Olivier de Berranger

Macroscope : Börsenperformance: wenige Bäume verdecken den Blick auf den Wald

Paris, 25. April 2023 – Mit einer Performance von knapp 17 % seit Jahresbeginn führt der französische Leitindex CAC 40 unangefochten die Riege der weltweiten Länder-Indizes an. Er verzeichnet einen Rekord nach dem anderen. Der Nasdaq legte nach einem schwierigen Jahr für den US-Technologiesektor um 19 % zu. Mehrere weitere Indizes, insbesondere in Europa, verzeichnen Zuwächse von über 10 % oder gar 15 %. Ein scheinbar idyllisches Bild der Lage an den Aktienmärkten im ersten Jahresdrittel. Doch so wie Fluchtlinien in Kunstwerken den Blick auf das Hauptthema lenken sollen, zeigen diese Wertentwicklungen nur einen Teil des Börsenuniversums. Weniger Schillerndes bleibt im Verborgenen.

Starker Jahresauftakt an den Börsen – aber nicht überall

In der Eurozone ist die starke Outperformance von Luxusgütern und Nicht-Basiskonsumgütern hervorzuheben, die im CAC 40 besonders stark vertreten sind. So kratzen Hermès, LVHM und L‘Oréal an der 30-Prozent-Marke oder übertreffen diese sogar, während Kering und Christian Dior eine Performance von über 20 % aufweisen. Auf der anderen Seite ist eine ausgeprägte Underperformance kleiner Marktkapitalisierungen zu beobachten. Weit entfernt von den 14 % der großen Titel des MSCI EMU verzeichnet der Index der kleinen Unternehmen, der MSCI Small Cap, nur ein Plus von 9 %, während es bei dem Kleinstunternehmen abbildenden MSCI EMU Micro Cap lediglich 5 % sind.

In den USA ist dieses Phänomen wohl noch offenkundiger. Während der Nasdaq seit Jahresbeginn 19 % zugelegt hat, verzeichnet der Leitindex der US-Börsen, der S&P 500, lediglich einen Zuwachs von knapp über 8 %. Der Industriewerteindex Dow Jones und der Russell 2000, der kleinere Unternehmen abbildet, stiegen jeweils nur um wenig mehr als 2 %. Eine magere Performance, die für Anleger in Euro durch den Rückgang des US-Dollars, fast völlig zunichte gemacht wird. Diese deutliche Zweiteilung der amerikanischen Indizes lässt sich insbesondere mit dem starken Anstieg der großen Technologiewerte erklären. Apple, Microsoft, Amazon, Nvidia und Alphabet, die fünf Schwergewichte des S&P 500, generieren allein 73 % der Performance des Index, obwohl sie nur einen Anteil von 20 % desselben ausmachen.

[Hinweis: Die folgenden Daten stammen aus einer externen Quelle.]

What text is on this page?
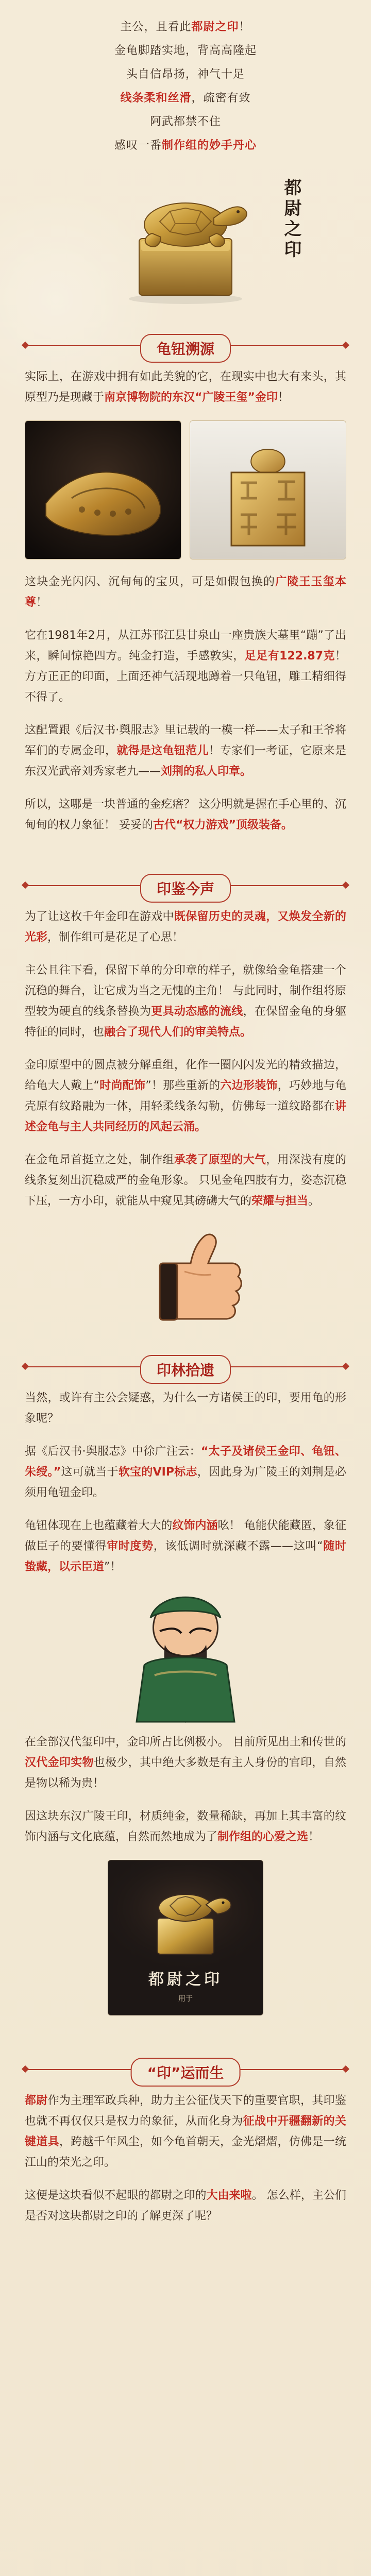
主公，且看此都尉之印！
金龟脚踏实地，背高高隆起
头自信昂扬，神气十足
线条柔和丝滑，疏密有致
阿武都禁不住
感叹一番制作组的妙手丹心
都尉之印
龟钮溯源

实际上，在游戏中拥有如此美貌的它，在现实中也大有来头，其原型乃是现藏于南京博物院的东汉“广陵王玺”金印！

这块金光闪闪、沉甸甸的宝贝，可是如假包换的广陵王玉玺本尊！

它在1981年2月，从江苏邗江县甘泉山一座贵族大墓里“蹦”了出来，瞬间惊艳四方。纯金打造，手感敦实，足足有122.87克！方方正正的印面，上面还神气活现地蹲着一只龟钮，雕工精细得不得了。

这配置跟《后汉书·舆服志》里记载的一模一样——太子和王爷将军们的专属金印，就得是这龟钮范儿！专家们一考证，它原来是东汉光武帝刘秀家老九——刘荆的私人印章。

所以，这哪是一块普通的金疙瘩？ 这分明就是握在手心里的、沉甸甸的权力象征！ 妥妥的古代“权力游戏”顶级装备。

印鉴今声

为了让这枚千年金印在游戏中既保留历史的灵魂，又焕发全新的光彩，制作组可是花足了心思！

主公且往下看，保留下单的分印章的样子，就像给金龟搭建一个沉稳的舞台，让它成为当之无愧的主角！ 与此同时，制作组将原型较为硬直的线条替换为更具动态感的流线，在保留金龟的身躯特征的同时，也融合了现代人们的审美特点。

金印原型中的圆点被分解重组，化作一圈闪闪发光的精致描边，给龟大人戴上“时尚配饰”！那些重新的六边形装饰，巧妙地与龟壳原有纹路融为一体，用轻柔线条勾勒，仿佛每一道纹路都在讲述金龟与主人共同经历的风起云涌。

在金龟昂首挺立之处，制作组承袭了原型的大气，用深浅有度的线条复刻出沉稳威严的金龟形象。 只见金龟四肢有力，姿态沉稳下压，一方小印，就能从中窥见其磅礴大气的荣耀与担当。

印林拾遗

当然，或许有主公会疑惑，为什么一方诸侯王的印，要用龟的形象呢？

据《后汉书·舆服志》中徐广注云：“太子及诸侯王金印、龟钮、朱绶。”这可就当于软宝的VIP标志，因此身为广陵王的刘荆是必须用龟钮金印。

龟钮体现在上也蕴藏着大大的纹饰内涵吆！ 龟能伏能藏匿，象征做臣子的要懂得审时度势，该低调时就深藏不露——这叫“随时蛰藏，以示臣道”！

在全部汉代玺印中，金印所占比例极小。 目前所见出土和传世的汉代金印实物也极少，其中绝大多数是有主人身份的官印，自然是物以稀为贵！

因这块东汉广陵王印，材质纯金，数量稀缺，再加上其丰富的纹饰内涵与文化底蕴，自然而然地成为了制作组的心爱之选！

都尉之印
用于
“印”运而生

都尉作为主理军政兵种，助力主公征伐天下的重要官职，其印鉴也就不再仅仅只是权力的象征，从而化身为征战中开疆翻新的关键道具，跨越千年风尘，如今龟首朝天，金光熠熠，仿佛是一统江山的荣光之印。

这便是这块看似不起眼的都尉之印的大由来啦。 怎么样，主公们是否对这块都尉之印的了解更深了呢？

Extreme Konzentration der Wertentwicklung beim S&P 500

Diese extreme Konzentration der Wertentwicklungen führt zu einer starken Verringerung der Markttiefe. In den vergangenen drei Monaten haben weniger als 25 % der Titel des S&P 500 den Index übertroffen, während es im Durchschnitt etwa 50 % sind. Das ist das niedrigste Niveau seit mindestens 2005 und zeugt von einer gewissen Instabilität. Zum einen deutet dies darauf hin, dass der Anstieg nur auf eine begrenzte Anzahl von Titeln zurückzuführen ist. Zum anderen handelt es sich bei diesen im Wesentlichen um Unternehmen mit sehr großer Marktkapitalisierung. Das lässt vermuten, dass die Käufe zum großen Teil auf einer indexorientierten Logik beruhen, die von Trendfolgefonds oder Algorithmen und weniger von einem allgemeinen Optimismus bei den Anlegern – insbesondere den auf Fundamentaldaten fokussierten – getragen wird.

Anders ausgedrückt deutet dies auf eine Marktpositionierung hin, die sich im Falle vieler aufeinanderfolgender schlechter Nachrichten sehr schnell umkehren kann. Dadurch, dass die Zentralbank angesichts des langsamen Inflationsrückgangs an einer restriktiven Geldpolitik festhalten muss, während sich zugleich die makroökonomischen Daten allmählich verschlechtern, wird vor allem in den USA derzeit ein Umfeld geschaffen, in dem es durchaus zu einem solchen Szenario kommen könnte. Zweifellos wird den Anlegern dann klar, dass ein paar Bäume den übrigen Wald auf Dauer nicht verdecken können.